Diese Frage ist deshalb so entscheidend, weil es im Mittleren Osten zwei Arten von Staaten gibt: "echte Staaten" mit einer langen Geschichte und starken nationalen Identitäten (Ägypten, Tunesien, Marokko, Iran) und solchen, die man Stämme mit Staatsflagge nennen könnte - eher künstliche Gebilde, deren Grenzen einst die Kolonialmächte auf dem Reißbrett gezogen haben, die dann x Stämme und Sekten zusammenschlossen, die nicht nur gegen ihren Willen zusammenlebten, sondern auch nie Anstalten gemacht haben, sich zu einer Familie von Staatsbürgern zu vereinigen. Das gilt für Libyen, den Irak, Jordanien, Saudi-Arabien, Syrien, Bahrain, den Jemen, Kuwait, Qatar und die Vereinigten Emirate. Diese allesamt aus Stämmen und Sekten bestehenden Staaten wurden über Jahrzehnte mit eiserner Faust von Kolonialherren, Königen oder Militärdiktatoren zusammengehalten, ihre Bewohner sind keine "Staatsbürger" im modernen Sinn, und ein demokratischer Machtwechsel ist unmöglich, weil jeder dieser Stämme nach dem Grundsatz agiert "Herrschen oder sterben" .
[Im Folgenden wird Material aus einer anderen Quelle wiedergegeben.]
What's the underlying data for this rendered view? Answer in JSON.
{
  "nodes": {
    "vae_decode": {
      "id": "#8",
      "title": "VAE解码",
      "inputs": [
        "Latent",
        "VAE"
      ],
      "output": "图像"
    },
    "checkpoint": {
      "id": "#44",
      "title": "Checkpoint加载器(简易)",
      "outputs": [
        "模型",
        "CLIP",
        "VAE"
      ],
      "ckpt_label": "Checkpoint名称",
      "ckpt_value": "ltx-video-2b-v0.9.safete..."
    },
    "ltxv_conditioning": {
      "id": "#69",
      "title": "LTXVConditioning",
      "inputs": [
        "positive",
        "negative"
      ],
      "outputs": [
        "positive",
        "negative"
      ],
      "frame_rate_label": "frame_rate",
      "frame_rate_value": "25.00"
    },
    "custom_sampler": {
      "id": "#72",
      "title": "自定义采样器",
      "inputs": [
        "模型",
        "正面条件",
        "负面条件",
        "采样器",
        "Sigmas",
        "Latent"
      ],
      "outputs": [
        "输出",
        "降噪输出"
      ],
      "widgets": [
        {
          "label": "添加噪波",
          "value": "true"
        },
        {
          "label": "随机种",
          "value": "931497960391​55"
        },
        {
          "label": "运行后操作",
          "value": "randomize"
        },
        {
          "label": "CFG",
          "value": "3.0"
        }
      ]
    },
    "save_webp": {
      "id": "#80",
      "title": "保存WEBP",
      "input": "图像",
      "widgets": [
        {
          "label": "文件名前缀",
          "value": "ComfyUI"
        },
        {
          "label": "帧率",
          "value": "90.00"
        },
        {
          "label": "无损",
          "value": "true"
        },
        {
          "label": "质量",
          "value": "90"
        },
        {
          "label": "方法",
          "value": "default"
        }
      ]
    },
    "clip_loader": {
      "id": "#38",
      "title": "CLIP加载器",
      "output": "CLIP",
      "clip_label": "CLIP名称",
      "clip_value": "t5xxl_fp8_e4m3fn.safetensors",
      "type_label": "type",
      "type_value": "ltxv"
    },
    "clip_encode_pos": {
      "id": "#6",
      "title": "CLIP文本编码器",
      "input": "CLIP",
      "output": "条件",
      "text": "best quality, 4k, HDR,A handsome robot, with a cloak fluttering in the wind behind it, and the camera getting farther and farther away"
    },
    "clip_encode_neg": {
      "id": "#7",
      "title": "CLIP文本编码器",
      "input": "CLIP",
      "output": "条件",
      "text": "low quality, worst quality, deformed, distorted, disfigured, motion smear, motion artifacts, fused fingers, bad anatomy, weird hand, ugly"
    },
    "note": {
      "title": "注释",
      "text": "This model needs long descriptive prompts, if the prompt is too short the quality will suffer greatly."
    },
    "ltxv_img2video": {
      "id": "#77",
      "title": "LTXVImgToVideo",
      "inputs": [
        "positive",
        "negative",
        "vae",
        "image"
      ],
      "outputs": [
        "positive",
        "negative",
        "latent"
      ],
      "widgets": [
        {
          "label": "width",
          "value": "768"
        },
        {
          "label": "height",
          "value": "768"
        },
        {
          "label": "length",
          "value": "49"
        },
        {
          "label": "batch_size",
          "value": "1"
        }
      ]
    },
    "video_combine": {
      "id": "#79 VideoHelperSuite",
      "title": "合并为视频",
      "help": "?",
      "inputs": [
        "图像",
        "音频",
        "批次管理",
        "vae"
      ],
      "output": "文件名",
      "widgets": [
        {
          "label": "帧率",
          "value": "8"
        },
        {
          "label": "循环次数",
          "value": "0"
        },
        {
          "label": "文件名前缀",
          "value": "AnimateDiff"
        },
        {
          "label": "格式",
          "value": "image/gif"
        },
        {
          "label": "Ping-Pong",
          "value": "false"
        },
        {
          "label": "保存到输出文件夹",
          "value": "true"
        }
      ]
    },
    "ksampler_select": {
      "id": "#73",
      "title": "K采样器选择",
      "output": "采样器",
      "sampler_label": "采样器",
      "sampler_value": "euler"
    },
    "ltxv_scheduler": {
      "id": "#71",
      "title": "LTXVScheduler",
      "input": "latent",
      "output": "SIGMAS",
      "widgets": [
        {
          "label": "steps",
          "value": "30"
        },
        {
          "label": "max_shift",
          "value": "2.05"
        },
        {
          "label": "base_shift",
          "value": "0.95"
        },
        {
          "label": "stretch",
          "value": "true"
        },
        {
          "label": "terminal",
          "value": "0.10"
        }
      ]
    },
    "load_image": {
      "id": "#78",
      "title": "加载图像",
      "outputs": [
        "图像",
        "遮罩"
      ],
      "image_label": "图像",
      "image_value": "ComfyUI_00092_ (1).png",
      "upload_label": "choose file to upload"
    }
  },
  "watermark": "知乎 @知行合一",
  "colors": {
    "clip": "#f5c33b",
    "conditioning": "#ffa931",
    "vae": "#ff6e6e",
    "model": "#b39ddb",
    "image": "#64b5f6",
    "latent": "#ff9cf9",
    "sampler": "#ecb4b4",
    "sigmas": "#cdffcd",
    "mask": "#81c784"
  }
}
Es ist kein Zufall, dass die demokratischen Revolten im Mittleren Osten in drei der echten Staaten - Iran, Ägypten, Tunesien - ausgebrochen sind, die über eine moderne Bevölkerung verfügen mit großen homogenen Mehrheiten, die das nationale Interesse über das des Stammes stellen und genug wechselseitiges Vertrauen haben, um sich wie eine Familie zusammenzuraufen: "Alle gegen Papa." Aber ab dem Moment, da diese Revolutionen sich auf die eher tribalistisch bestimmten Länder ausgebreitet haben, ist es schwierig geworden zu unterscheiden, wo der Ruf nach Demokratie aufhört und der Wunsch nach dem "Unser Stamm übernimmt jetzt von eurem die Macht" beginnt.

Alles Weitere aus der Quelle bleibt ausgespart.